BRAINERD, Minn. – As a giant bonfire burned in the distance and tombstones and zombies lined the stage, it looked like the end of the world was nigh. It was just the end of another Hairball gig, though, in another part of the Upper Midwest not often visited by touring rock bands.
While his fellow vocalist Joe Dandy hollered expletives at the Brainerd International Raceway crowd in a fake British accent (pretending to be Ozzy Osbourne), Bobby "Rockstar Bob" Jensen emerged from the band's semitrailer wearing Alice Cooper makeup and a real, slithering Burmese python named Bubbles around his neck.
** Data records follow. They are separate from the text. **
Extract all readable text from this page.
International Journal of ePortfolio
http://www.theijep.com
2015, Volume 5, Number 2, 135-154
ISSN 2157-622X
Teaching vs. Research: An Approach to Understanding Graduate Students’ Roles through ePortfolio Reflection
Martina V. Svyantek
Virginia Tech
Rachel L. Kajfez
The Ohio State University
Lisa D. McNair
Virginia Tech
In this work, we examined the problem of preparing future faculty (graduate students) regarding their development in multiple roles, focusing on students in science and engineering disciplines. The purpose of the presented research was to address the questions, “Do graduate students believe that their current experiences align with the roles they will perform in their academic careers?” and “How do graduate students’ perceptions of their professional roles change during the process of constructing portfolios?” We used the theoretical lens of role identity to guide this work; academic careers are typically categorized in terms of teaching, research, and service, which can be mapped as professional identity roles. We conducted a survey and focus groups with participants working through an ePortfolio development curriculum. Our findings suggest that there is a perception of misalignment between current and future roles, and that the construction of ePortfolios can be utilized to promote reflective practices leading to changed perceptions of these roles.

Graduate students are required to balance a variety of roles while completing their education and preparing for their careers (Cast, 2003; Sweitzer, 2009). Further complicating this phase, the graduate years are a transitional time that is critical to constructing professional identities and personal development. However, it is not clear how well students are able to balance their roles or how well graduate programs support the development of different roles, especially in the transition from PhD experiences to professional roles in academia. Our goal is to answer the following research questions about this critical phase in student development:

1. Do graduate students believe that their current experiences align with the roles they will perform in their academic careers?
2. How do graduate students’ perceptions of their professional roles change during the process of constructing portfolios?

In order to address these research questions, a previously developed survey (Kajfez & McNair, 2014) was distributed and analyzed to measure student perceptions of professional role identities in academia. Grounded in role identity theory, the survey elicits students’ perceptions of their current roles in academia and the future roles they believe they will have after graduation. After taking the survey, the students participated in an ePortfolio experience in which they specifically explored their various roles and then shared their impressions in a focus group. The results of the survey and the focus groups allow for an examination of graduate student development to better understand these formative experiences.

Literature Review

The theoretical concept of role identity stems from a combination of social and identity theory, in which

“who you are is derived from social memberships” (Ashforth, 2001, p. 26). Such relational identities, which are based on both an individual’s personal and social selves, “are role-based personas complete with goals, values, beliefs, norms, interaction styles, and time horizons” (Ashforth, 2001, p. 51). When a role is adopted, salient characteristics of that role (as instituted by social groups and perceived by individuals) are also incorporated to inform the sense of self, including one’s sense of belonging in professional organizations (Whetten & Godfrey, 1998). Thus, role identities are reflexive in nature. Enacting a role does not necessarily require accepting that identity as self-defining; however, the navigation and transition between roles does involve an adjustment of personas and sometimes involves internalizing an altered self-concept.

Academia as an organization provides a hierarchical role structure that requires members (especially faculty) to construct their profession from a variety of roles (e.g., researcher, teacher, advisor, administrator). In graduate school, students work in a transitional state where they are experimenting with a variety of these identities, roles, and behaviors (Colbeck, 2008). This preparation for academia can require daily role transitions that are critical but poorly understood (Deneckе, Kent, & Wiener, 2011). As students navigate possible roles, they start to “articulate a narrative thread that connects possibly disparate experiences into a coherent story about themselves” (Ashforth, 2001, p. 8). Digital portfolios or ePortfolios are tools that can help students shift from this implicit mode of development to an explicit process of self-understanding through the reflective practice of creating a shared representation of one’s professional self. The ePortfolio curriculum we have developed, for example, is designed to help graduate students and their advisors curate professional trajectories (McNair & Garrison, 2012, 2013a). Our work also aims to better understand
Getting that live reptilia, Jensen claims, was crucial in turning Hairball from a kitschy cover band into one of Minnesota's most successful rock acts.
"Using a rubber snake was just too silly," he said.
A former orphan who told people as early as age 5 that he wanted to be a rock star, Jensen proudly beamed, "This is the kind of entertaining rock show people are missing these days."
The rowdy, multigenerational crowd at the Brainerd raceway two weekends ago certainly seemed thrilled with Hairball's wig- and pyro-filled, post-race performance. Raceway staff said it was the biggest audience they'd seen in years in the track's concert ring, around 3,000 strong.
Similar scenes and stories have popped up in recent years from Duluth (where Hairball's annual July 3 gig at Bayfront Park draws about 7,000 people) to Walker, Minn. (10,000 at the Moondance Jam pre-party), and from Bismarck, N.D., to Waterloo, Iowa (around 3,500 fans in small arenas).
It's because of numbers like this — plus rising competition from casinos — that the Minnesota State Fair booked Hairball to headline the grandstand on Saturday, a slot typically reserved for the kinds of acts Hairball impersonates.